Los Angeles, February 2020: It’s the combination of the fresh with the familiar that’ll get you. On one hand, multinational thrillers The Darbies fold every traditional rock & roll element into their style and sound. There are the pouts and hip-flicks that we know and love. The affinity for dirty licks and sweet melodies. The bubblegum mixed with the broken glass. 


But there’s something else as well. An “Ingredient X” that helps them to float in this very full genre-pond. Maybe the roots are in their glorious cross of cultures, stretching across the Americas and taking in Scandinavia too. Guitarist Ronny Dave and drummer Nico Castro are originally from Ecuador though had travelled to Mexico City and beyond before finding their way to Los Angeles. Here, they met L.A. bassist Joe Galate, and the quartet was completed by charismatic Finnish frontman Jani Jaakko — a glorious hybrid of the sexual punk energy of compatriot Michael Monroe and the bluesy swagger of Robert Plant.

Having formed in L.A. at the start of 2018, The Darbies wasted no time in setting about lighting musical fires around the city. They recorded a six-song EP, produced by manager Alex Kane (Enuff Z’nuff, Life Sex & Death, Starz, Shark Island, AntiProduct, etc), and have played on the same stage as the likes of LA Guns and The Warning at venues that include the Whisky A Go Go.

“These guys reminded me of what I’ve always loved about rock & roll, beyond just only the music,” Kane says. “Remember when you used to say “ROCK & ROLL” thinking it was about “Back in Black,” “Rock ‘n’ Roll High School” and “Black Dog,” before you understood it meant so much more including freedom, non-conformism, tenacity and will. The unity of the unbreakables.”

One listen to the frantic “Sermons of Sympathy” or a look at the road warrior video for “You Think You Got it All,” and it quickly becomes clear that Kane is right. These guys have travelled far and wide, and found each other in the world’s rock & roll basecamp. 

“In the beginning we were just a bunch of insane street kids with a dream and the balls to make it happen,” says Galate. “Early days we practiced in a one-bedroom Airbnb everyday until they kicked us out. Now, a couple of years later, we’re as tight as fuck. We've lived together, shit together, loved together, and played together every single day since I joined in 2018. We jumped into the fire and garnered mad life experience in a short amount of time.”

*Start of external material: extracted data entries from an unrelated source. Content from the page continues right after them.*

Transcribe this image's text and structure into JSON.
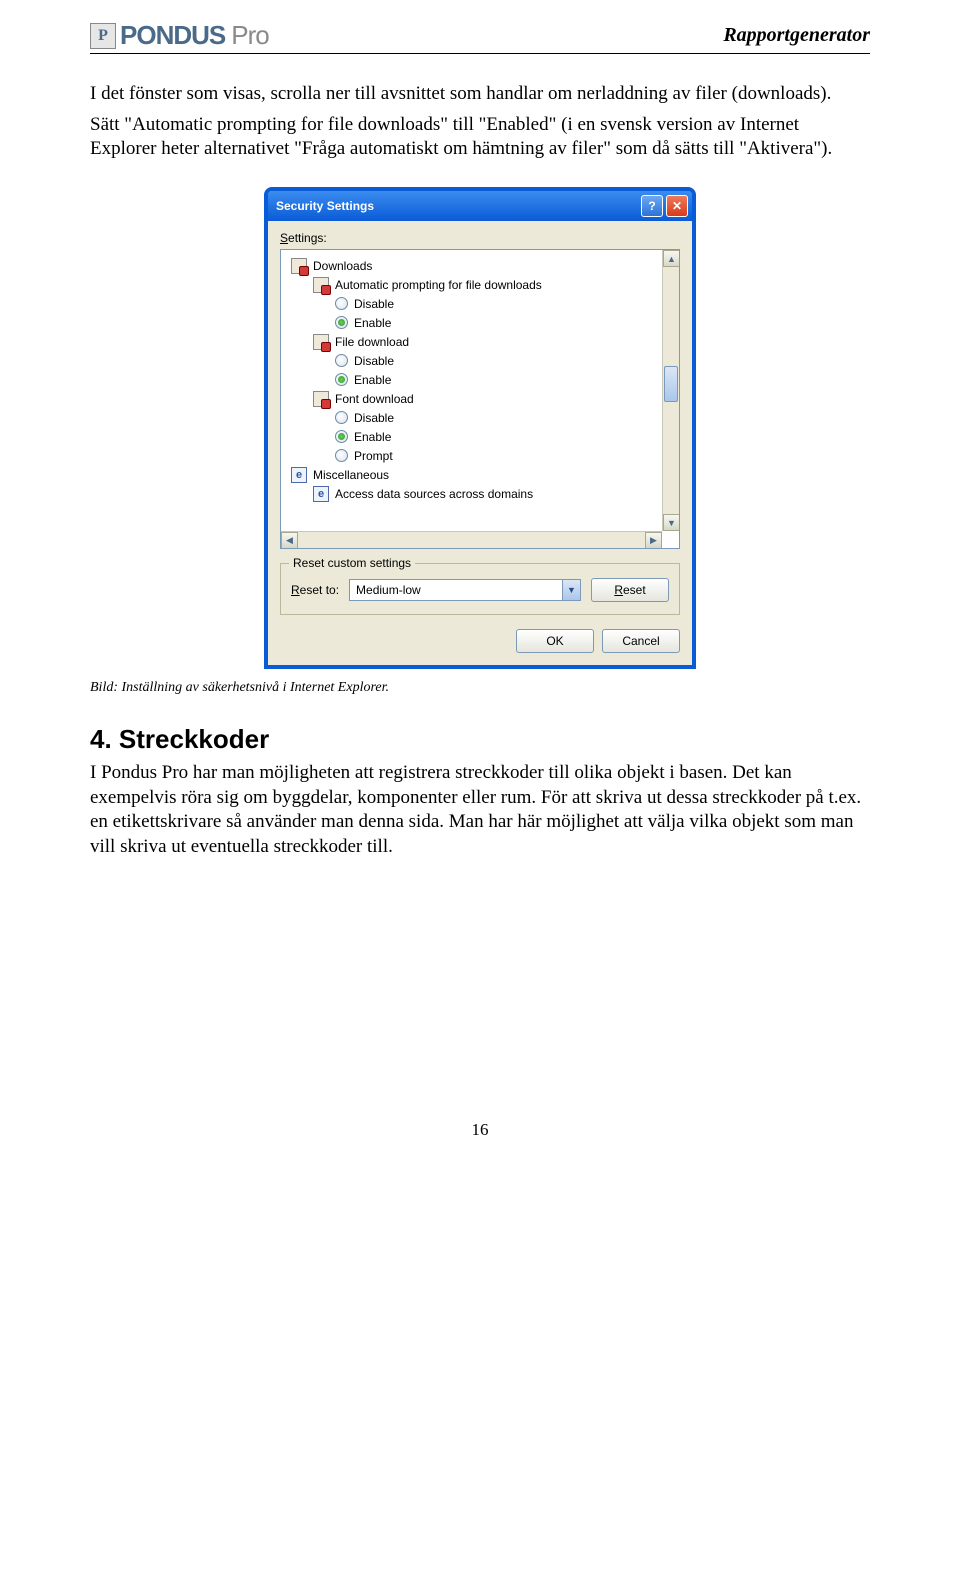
{
  "header": {
    "logo_name": "PONDUS",
    "logo_suffix": "Pro",
    "doc_title": "Rapportgenerator"
  },
  "para1": "I det fönster som visas, scrolla ner till avsnittet som handlar om nerladdning av filer (downloads).",
  "para2": "Sätt \"Automatic prompting for file downloads\" till \"Enabled\" (i en svensk version av Internet Explorer heter alternativet \"Fråga automatiskt om hämtning av filer\" som då sätts till \"Aktivera\").",
  "dialog": {
    "title": "Security Settings",
    "settings_label": "Settings:",
    "tree": {
      "cat_downloads": "Downloads",
      "opt_auto_prompt": "Automatic prompting for file downloads",
      "opt_disable": "Disable",
      "opt_enable": "Enable",
      "opt_file_download": "File download",
      "opt_font_download": "Font download",
      "opt_prompt": "Prompt",
      "cat_misc": "Miscellaneous",
      "opt_access_data": "Access data sources across domains"
    },
    "reset_group": "Reset custom settings",
    "reset_to_label": "Reset to:",
    "reset_combo_value": "Medium-low",
    "reset_btn": "Reset",
    "ok": "OK",
    "cancel": "Cancel"
  },
  "caption": "Bild: Inställning av säkerhetsnivå i Internet Explorer.",
  "section4_num": "4.",
  "section4_title": "Streckkoder",
  "section4_body": "I Pondus Pro har man möjligheten att registrera streckkoder till olika objekt i basen. Det kan exempelvis röra sig om byggdelar, komponenter eller rum. För att skriva ut dessa streckkoder på t.ex. en etikettskrivare så använder man denna sida. Man har här möjlighet att välja vilka objekt som man vill skriva ut eventuella streckkoder till.",
  "page_number": "16"
}
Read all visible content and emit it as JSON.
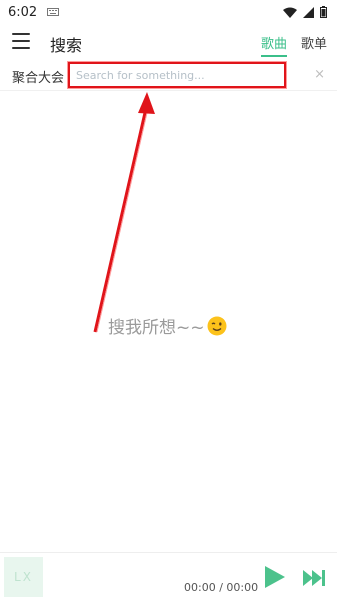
{
  "status_bar": {
    "time": "6:02",
    "battery_icon": "battery-icon",
    "wifi_icon": "wifi-icon",
    "signal_icon": "signal-icon",
    "keyboard_icon": "keyboard-icon"
  },
  "header": {
    "menu_icon": "menu-icon",
    "title": "搜索",
    "tabs": [
      {
        "label": "歌曲",
        "active": true
      },
      {
        "label": "歌单",
        "active": false
      }
    ]
  },
  "search": {
    "source_label": "聚合大会",
    "placeholder": "Search for something...",
    "value": "",
    "clear_label": "×"
  },
  "empty_state": {
    "text": "搜我所想~~",
    "emoji": "winking-face"
  },
  "player": {
    "logo_text": "LX",
    "time_text": "00:00 / 00:00",
    "play_icon": "play-icon",
    "next_icon": "skip-next-icon"
  },
  "colors": {
    "accent": "#3bbf8a",
    "annotation_red": "#e0141a",
    "empty_text": "#9a9a9a"
  }
}
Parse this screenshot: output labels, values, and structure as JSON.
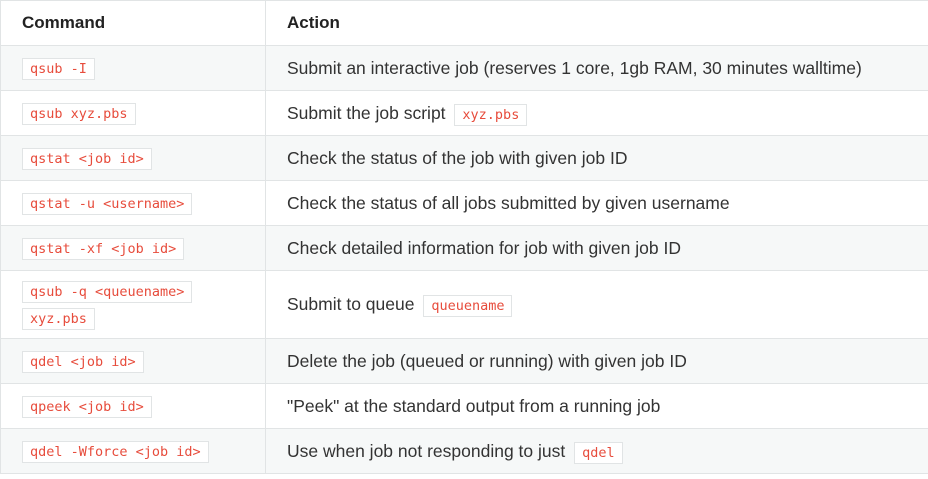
{
  "headers": {
    "command": "Command",
    "action": "Action"
  },
  "rows": [
    {
      "command": "qsub -I",
      "action": "Submit an interactive job (reserves 1 core, 1gb RAM, 30 minutes walltime)"
    },
    {
      "command": "qsub xyz.pbs",
      "action": "Submit the job script",
      "action_code": "xyz.pbs"
    },
    {
      "command": "qstat <job id>",
      "action": "Check the status of the job with given job ID"
    },
    {
      "command": "qstat -u <username>",
      "action": "Check the status of all jobs submitted by given username"
    },
    {
      "command": "qstat -xf <job id>",
      "action": "Check detailed information for job with given job ID"
    },
    {
      "command": "qsub -q <queuename>",
      "command_cont": "xyz.pbs",
      "action": "Submit to queue",
      "action_code": "queuename"
    },
    {
      "command": "qdel <job id>",
      "action": "Delete the job (queued or running) with given job ID"
    },
    {
      "command": "qpeek <job id>",
      "action": "\"Peek\" at the standard output from a running job"
    },
    {
      "command": "qdel -Wforce <job id>",
      "action": "Use when job not responding to just",
      "action_code": "qdel"
    }
  ]
}
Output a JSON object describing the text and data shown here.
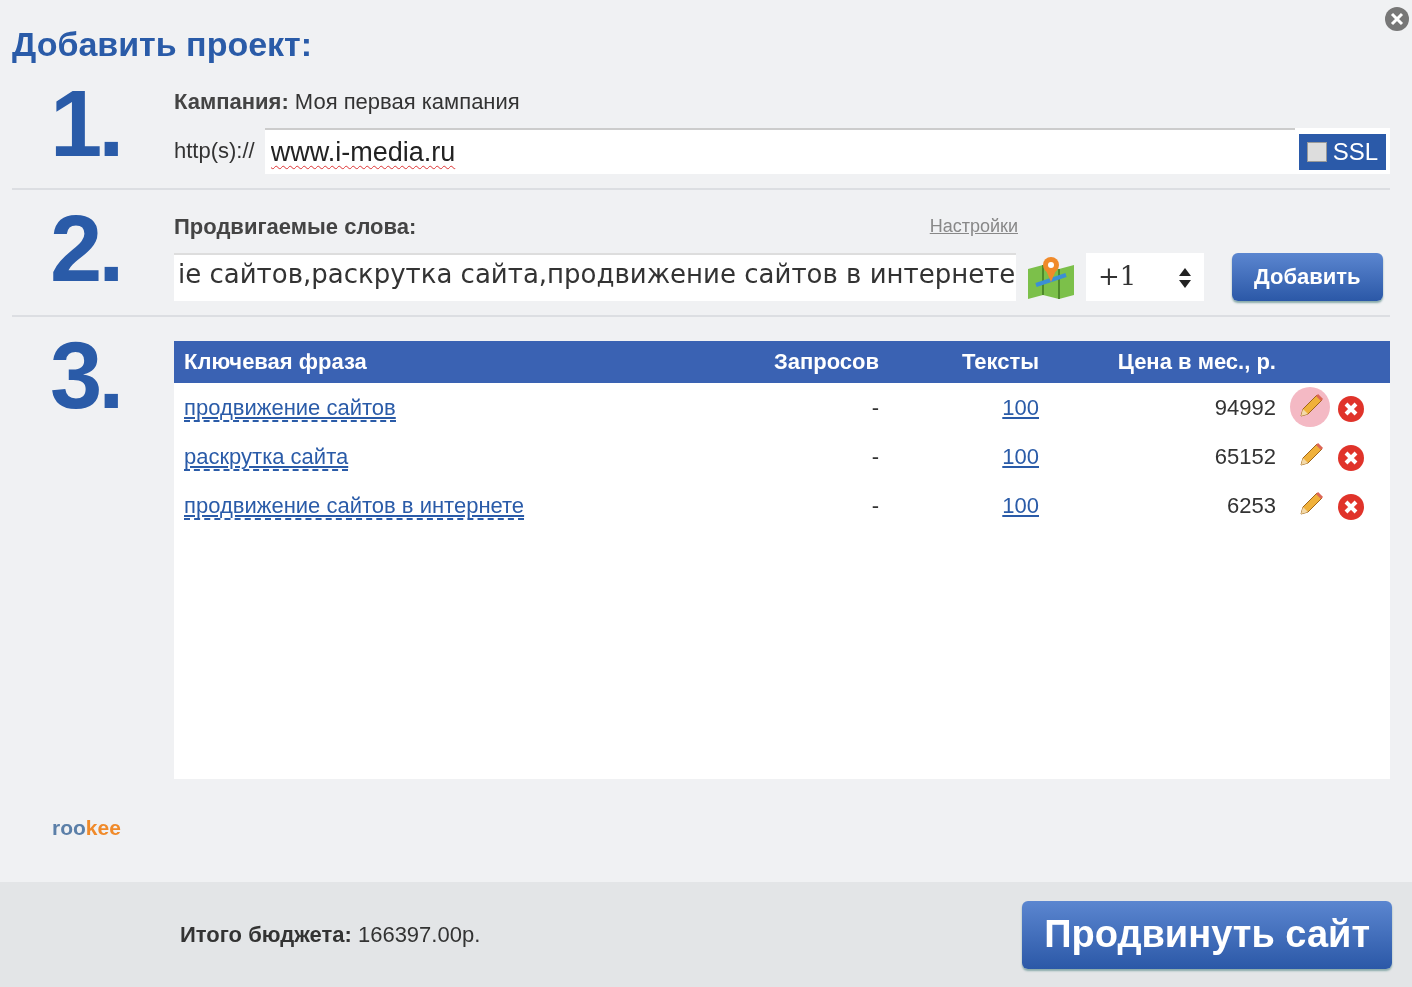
{
  "title": "Добавить проект:",
  "step1": {
    "number": "1.",
    "label": "Кампания:",
    "value": "Моя первая кампания",
    "prefix": "http(s)://",
    "url": "www.i-media.ru",
    "ssl": {
      "label": "SSL",
      "checked": false
    }
  },
  "step2": {
    "number": "2.",
    "label": "Продвигаемые слова:",
    "settings_link": "Настройки",
    "keywords": "іе сайтов,раскрутка сайта,продвижение сайтов в интернете",
    "spinner": "+1",
    "add_button": "Добавить"
  },
  "step3": {
    "number": "3.",
    "table": {
      "columns": [
        "Ключевая фраза",
        "Запросов",
        "Тексты",
        "Цена в мес., р."
      ],
      "rows": [
        {
          "phrase": "продвижение сайтов",
          "requests": "-",
          "texts": "100",
          "price": "94992",
          "highlighted": true
        },
        {
          "phrase": "раскрутка сайта",
          "requests": "-",
          "texts": "100",
          "price": "65152",
          "highlighted": false
        },
        {
          "phrase": "продвижение сайтов в интернете",
          "requests": "-",
          "texts": "100",
          "price": "6253",
          "highlighted": false
        }
      ]
    }
  },
  "logo": [
    "roo",
    "kee"
  ],
  "footer": {
    "budget_label": "Итого бюджета:",
    "budget_value": "166397.00р.",
    "submit_button": "Продвинуть сайт"
  }
}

And shit, does it show. That shared life experience has translated into a tight, joyous unit — raw, honest and contemplative lyrics that sit in lurid technicolor alongside the sleazy strut of the tunes.

“We’ve been living in our van, digging in the trash for money and playing loud rock & roll for 8 hours a day since we started,” says Castro. “We’ve gotten so much tighter and ready to deliver no matter what.”

Despite the fact that this quartet has only been together for a relatively short two years, they’ve already taken huge strides forward. It stands to reason — they’ve barely spent a waking minute apart as they strive to achieve their aim to be one of the best rock & roll bands in L.A. Nay, the country. Nay, the fucking world.

“As individuals we all have gained a lot of technique and experience on our instruments and in our art, and how we translate that expressionism into the music/poetry we produce,” says Jaakko. “Also, we all have become so cohesive as a whole. We have really enmeshed ourselves creatively and musically with one another to the point where our thoughts and rhythms when on stage or in the studio are synchronized and almost perfectly aligned, like a school of fish, or flock of birds. We’re tethered to the same tide and move in the same motions without having to utter a word, and that’s a rare thing. It’s a gift which The Darbies are blessed with — that inexpressible ‘it’ factor that melds our intellects and intentions together.”

Ask the four men to list their influences, and you’ll get all of the usual suspects: The Rolling Stones, Guns N’ Roses, Led Zeppelin, The Doors, Iggy Pop, Van Halen, Aerosmith, Bob Dylan, The Beatles. But it’s not about other people or the past — this music, while tipping a hat to those that came before them, is rooted very much in the now. The current rock & roll scene needs new blood, and that’s what The Darbies offer.

“History repeats itself,” says Dave. “It’s just a matter of time for the tsunami of rock bands to come. And this is the beginning of it.”

“We live in a van and do whatever we want when we want,” adds Galate. “It’s awesome. What better time then right now? Rock & Roll is alive and well. We're living proof, trust me.”

They truly are. The Darbies offer what starved rock & roll fans have been crying out for: a genuinely talented band of new-bloods reminding us that rock & roll is supposed to be dangerous. It’s supposed to be sexy. It should annoy parents and teachers, while simultaneously offering an outlet for the frustrations that life will inevitably generate. It’s controversial. It’s spell-binding. Seductive and hypnotic. Aspirational and, at its very best, to be admired. 

Have you missed it? Meet The Darbies.